The apparatus 1600 may further include one or more interfaces 1606 that may facilitate communication between the apparatus and one or more other apparatuses. For example, the interface 1606 may be configured to receive EEG records from a database and to output information, e.g., therapy suggestions, to a display. Communication may be implemented using any suitable structure or communications standard, wired or unwired. For example, communication with a database may be through a LAN interface that implement protocols and/or algorithms that comply with various communication standards of the Institute of Electrical and Electronics Engineers (IEEE), such as IEEE 802.11. Communication with a user interface and display may be through wired or unwired structures.

The memory 1604 may store various program modules, application programs, and so forth that may include computer-executable instructions that upon execution by the processing unit 1602 may cause various operations to be performed.

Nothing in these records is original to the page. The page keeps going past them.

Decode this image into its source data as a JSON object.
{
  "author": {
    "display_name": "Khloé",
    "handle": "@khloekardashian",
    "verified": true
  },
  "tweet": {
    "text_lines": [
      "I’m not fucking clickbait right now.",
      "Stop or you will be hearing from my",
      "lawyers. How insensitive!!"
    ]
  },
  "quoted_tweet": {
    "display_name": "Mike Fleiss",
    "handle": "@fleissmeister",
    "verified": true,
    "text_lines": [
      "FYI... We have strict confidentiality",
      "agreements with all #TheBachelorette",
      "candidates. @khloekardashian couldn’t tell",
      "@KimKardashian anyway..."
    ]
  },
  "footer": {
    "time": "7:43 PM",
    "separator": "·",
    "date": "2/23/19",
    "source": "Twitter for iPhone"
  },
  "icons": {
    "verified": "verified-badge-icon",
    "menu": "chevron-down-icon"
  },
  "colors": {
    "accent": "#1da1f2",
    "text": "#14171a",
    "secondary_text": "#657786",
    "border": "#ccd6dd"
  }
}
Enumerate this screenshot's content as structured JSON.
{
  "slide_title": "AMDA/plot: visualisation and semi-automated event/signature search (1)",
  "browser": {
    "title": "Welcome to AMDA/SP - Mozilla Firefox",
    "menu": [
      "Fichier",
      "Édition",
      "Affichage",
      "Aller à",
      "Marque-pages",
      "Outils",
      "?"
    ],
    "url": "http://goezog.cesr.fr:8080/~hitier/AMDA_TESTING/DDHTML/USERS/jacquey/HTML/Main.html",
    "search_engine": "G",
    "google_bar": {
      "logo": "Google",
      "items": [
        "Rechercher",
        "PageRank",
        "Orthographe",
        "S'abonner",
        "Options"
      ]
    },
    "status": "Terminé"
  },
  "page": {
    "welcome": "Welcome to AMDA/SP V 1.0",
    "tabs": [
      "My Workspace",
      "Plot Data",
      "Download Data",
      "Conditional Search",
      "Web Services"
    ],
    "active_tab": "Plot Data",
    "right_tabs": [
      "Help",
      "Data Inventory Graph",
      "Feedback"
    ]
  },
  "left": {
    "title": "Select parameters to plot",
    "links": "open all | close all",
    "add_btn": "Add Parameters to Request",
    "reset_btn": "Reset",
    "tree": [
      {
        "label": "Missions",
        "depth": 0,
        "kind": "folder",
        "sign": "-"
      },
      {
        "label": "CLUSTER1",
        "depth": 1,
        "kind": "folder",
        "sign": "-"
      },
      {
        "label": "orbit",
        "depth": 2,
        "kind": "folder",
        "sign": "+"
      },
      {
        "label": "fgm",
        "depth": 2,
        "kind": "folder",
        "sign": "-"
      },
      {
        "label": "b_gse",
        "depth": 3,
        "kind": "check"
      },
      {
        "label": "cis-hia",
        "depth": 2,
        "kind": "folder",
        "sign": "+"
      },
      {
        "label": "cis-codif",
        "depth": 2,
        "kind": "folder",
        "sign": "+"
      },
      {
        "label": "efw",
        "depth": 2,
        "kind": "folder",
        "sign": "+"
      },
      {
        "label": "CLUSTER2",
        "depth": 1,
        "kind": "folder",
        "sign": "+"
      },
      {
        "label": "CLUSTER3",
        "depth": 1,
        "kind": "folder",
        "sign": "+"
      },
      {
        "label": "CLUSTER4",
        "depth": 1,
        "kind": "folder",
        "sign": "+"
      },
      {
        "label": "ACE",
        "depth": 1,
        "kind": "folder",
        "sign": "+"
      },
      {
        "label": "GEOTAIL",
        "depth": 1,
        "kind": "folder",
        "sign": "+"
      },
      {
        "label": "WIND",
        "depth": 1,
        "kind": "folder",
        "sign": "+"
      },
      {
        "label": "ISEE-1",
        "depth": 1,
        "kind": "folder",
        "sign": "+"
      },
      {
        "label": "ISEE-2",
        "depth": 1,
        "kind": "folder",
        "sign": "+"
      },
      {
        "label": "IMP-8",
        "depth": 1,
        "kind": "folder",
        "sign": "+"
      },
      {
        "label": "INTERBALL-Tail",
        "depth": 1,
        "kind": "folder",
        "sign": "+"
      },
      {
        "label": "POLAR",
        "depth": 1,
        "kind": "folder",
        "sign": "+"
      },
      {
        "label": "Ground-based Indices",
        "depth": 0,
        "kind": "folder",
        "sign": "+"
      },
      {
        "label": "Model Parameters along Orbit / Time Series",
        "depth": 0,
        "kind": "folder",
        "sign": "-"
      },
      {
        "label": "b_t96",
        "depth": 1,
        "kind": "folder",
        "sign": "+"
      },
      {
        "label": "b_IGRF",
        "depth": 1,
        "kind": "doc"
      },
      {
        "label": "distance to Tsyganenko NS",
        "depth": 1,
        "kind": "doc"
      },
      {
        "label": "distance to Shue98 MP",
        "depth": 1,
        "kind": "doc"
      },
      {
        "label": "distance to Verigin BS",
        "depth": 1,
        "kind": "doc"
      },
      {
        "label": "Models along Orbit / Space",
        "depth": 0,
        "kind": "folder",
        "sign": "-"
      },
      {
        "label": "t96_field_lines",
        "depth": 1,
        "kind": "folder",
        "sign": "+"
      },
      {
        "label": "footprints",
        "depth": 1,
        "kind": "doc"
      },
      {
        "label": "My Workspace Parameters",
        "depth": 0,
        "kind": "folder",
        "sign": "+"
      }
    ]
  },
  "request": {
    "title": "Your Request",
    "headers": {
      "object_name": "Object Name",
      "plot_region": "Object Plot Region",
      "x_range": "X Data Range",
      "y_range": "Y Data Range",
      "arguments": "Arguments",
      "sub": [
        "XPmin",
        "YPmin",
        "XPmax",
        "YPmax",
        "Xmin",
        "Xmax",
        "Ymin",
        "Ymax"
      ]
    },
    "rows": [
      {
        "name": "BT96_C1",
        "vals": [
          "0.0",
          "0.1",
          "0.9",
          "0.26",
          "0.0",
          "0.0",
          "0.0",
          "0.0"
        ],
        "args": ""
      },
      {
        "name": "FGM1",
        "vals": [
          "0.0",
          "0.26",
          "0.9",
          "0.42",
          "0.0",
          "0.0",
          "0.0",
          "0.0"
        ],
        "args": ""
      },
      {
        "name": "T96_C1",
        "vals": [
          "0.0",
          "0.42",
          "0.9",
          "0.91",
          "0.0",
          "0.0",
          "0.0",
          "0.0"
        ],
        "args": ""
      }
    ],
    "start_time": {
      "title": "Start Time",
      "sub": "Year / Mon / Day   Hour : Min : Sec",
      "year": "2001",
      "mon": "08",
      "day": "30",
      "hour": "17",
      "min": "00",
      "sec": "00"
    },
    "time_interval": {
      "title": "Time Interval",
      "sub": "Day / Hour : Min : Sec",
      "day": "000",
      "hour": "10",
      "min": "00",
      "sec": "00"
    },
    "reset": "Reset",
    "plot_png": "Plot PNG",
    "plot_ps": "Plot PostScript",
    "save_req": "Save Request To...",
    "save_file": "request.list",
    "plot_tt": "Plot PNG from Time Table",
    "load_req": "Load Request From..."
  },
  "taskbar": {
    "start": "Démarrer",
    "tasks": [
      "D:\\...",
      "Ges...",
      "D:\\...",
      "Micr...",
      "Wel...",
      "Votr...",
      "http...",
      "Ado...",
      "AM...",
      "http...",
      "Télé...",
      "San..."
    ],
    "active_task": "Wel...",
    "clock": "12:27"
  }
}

For example, the memory 1604 may include an operating system module (O/S) 1608 that may be configured to manage hardware resources such as the interface 1606 and provide various services to applications executing on the apparatus 1600.

The memory 1604 stores additional program modules such as: (1) an electrographic event module 1610, (2) probabilistic module 1612; and (3) a parameters module 1614;. Each of these modules includes computer-executable instructions that when executed by the processing unit 1602 cause various operations to be performed, such as the operations described earlier with reference to FIGS. 1-15.

The various aspects of this disclosure are provided to enable one of ordinary skill in the art to practice the present invention. Thus, the claims are not intended to be limited to the various aspects of this disclosure, but are to be accorded the full scope consistent with the language of the claims. No claim element is to be construed under the provisions of 35 U.S. C. § 112, sixth paragraph, unless the element is expressly recited using the phrase “means for” or, in the case of a method claim, the element is recited using the phrase “step for.”